What a difference a year makes…

As has been well documented, the value of announced global M&A deals in 2015 finally overtook the record levels recorded in 2007, a major contributing factor to this record breaking year being the "mega deals" carried out between multinational corporates in a few key industry sectors.

2015 saw 66 deals announced that were greater than $10 billion, with 17 such deals announced in Quarter 1 alone.

Roll forward one year and Bureau van Dijk's Zephyr database – recently revealed to be a double-winner at this year's International M&A Awards – is reflecting a considerably more cautious global deal environment, where only eight such "mega deals" have been announced in the first quarter, and so far only three have been announced in Q2.

So where has all the corporate and private equity cash gone since the turn of the year? Does this mean that our dealmakers face another seven-year hiatus of record-breaking deal activity?

We know that there are still significant funds available to private equity firms for the right investments. We also know that corporate balance sheets are broadly healthy. So why are we seeing the return of an apparent malaise within the deal-making environment?

One word springs to mind and that word is uncertainty.

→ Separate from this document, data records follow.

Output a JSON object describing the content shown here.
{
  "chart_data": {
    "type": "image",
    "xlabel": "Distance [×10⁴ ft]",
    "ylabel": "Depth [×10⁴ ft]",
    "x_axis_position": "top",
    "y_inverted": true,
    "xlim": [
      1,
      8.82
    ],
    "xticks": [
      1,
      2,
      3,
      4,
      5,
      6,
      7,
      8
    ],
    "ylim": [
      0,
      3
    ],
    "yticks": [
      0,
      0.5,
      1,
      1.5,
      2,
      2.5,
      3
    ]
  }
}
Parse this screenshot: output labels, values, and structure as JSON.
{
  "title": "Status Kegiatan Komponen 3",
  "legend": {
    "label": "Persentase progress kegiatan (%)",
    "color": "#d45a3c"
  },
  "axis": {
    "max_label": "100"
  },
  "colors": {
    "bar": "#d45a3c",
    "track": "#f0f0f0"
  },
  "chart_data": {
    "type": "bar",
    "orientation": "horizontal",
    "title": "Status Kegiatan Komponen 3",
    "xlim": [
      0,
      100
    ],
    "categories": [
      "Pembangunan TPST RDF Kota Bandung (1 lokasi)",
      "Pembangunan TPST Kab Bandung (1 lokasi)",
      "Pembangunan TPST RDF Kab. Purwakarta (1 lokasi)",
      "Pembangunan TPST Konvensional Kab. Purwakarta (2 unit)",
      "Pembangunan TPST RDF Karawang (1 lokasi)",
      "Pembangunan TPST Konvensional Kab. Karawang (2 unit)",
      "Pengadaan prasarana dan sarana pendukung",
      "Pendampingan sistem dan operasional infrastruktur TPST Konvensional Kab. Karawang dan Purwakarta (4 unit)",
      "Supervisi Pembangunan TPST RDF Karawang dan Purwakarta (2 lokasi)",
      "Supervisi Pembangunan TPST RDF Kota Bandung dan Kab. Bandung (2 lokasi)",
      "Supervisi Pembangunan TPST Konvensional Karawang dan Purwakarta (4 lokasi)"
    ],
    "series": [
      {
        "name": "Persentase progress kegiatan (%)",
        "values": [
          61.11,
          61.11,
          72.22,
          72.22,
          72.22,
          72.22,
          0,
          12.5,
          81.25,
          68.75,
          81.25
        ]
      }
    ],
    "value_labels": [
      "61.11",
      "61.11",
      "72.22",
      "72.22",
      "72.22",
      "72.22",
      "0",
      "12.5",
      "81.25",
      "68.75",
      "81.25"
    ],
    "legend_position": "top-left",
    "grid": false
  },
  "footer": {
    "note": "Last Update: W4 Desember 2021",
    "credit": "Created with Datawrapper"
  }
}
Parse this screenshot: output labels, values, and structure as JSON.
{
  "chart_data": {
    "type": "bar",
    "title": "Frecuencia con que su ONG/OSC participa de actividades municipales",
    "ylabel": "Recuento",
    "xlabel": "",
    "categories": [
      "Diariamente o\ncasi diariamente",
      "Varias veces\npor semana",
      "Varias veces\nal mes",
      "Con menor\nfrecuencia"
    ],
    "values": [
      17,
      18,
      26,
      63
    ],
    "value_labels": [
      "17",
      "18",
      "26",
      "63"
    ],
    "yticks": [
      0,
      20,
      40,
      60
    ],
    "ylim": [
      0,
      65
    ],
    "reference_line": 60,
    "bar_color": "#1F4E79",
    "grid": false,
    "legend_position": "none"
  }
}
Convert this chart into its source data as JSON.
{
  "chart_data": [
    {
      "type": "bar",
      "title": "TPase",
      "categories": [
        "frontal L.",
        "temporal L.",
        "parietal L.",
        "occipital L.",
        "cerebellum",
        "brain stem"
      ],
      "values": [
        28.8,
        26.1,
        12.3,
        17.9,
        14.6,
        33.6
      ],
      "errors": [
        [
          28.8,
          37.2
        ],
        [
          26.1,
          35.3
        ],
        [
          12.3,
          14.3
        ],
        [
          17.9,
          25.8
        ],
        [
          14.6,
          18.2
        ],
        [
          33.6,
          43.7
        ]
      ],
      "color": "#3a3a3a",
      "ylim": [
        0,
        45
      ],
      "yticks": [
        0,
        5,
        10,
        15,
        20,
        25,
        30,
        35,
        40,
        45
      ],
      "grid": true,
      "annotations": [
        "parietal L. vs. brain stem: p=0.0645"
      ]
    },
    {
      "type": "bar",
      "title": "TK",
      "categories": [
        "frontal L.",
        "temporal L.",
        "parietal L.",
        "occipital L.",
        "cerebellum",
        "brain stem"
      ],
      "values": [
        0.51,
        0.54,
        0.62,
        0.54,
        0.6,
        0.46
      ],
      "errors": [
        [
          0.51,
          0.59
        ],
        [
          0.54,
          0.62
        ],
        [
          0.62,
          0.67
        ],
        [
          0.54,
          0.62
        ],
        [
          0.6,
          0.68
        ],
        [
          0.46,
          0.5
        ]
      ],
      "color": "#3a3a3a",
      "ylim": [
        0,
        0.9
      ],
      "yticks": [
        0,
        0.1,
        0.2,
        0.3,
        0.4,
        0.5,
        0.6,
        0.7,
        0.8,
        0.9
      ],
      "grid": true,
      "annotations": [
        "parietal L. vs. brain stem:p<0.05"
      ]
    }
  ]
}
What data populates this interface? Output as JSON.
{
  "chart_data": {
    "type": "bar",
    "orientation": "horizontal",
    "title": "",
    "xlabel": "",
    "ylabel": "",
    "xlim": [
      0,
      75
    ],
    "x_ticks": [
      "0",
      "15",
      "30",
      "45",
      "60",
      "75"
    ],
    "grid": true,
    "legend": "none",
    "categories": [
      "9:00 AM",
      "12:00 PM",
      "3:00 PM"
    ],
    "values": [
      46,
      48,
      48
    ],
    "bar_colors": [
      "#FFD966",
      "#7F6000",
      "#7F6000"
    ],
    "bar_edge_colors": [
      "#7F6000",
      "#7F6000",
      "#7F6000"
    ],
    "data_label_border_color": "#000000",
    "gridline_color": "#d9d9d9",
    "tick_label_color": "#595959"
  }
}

There are a number of factors creating a level of uncertainty for corporates and individuals around the world: the EU referendum, now just two weeks away; US presidential elections; slower economic growth in the world's first or (depending on the definition used) second largest economy, China; and other geopolitical issues.

While you could reasonably argue that some of these are continent- or country-specific, the potential direct and indirect impact of any or all of them is sufficient to be spreading ripples of cautiousness through households and boardrooms alike.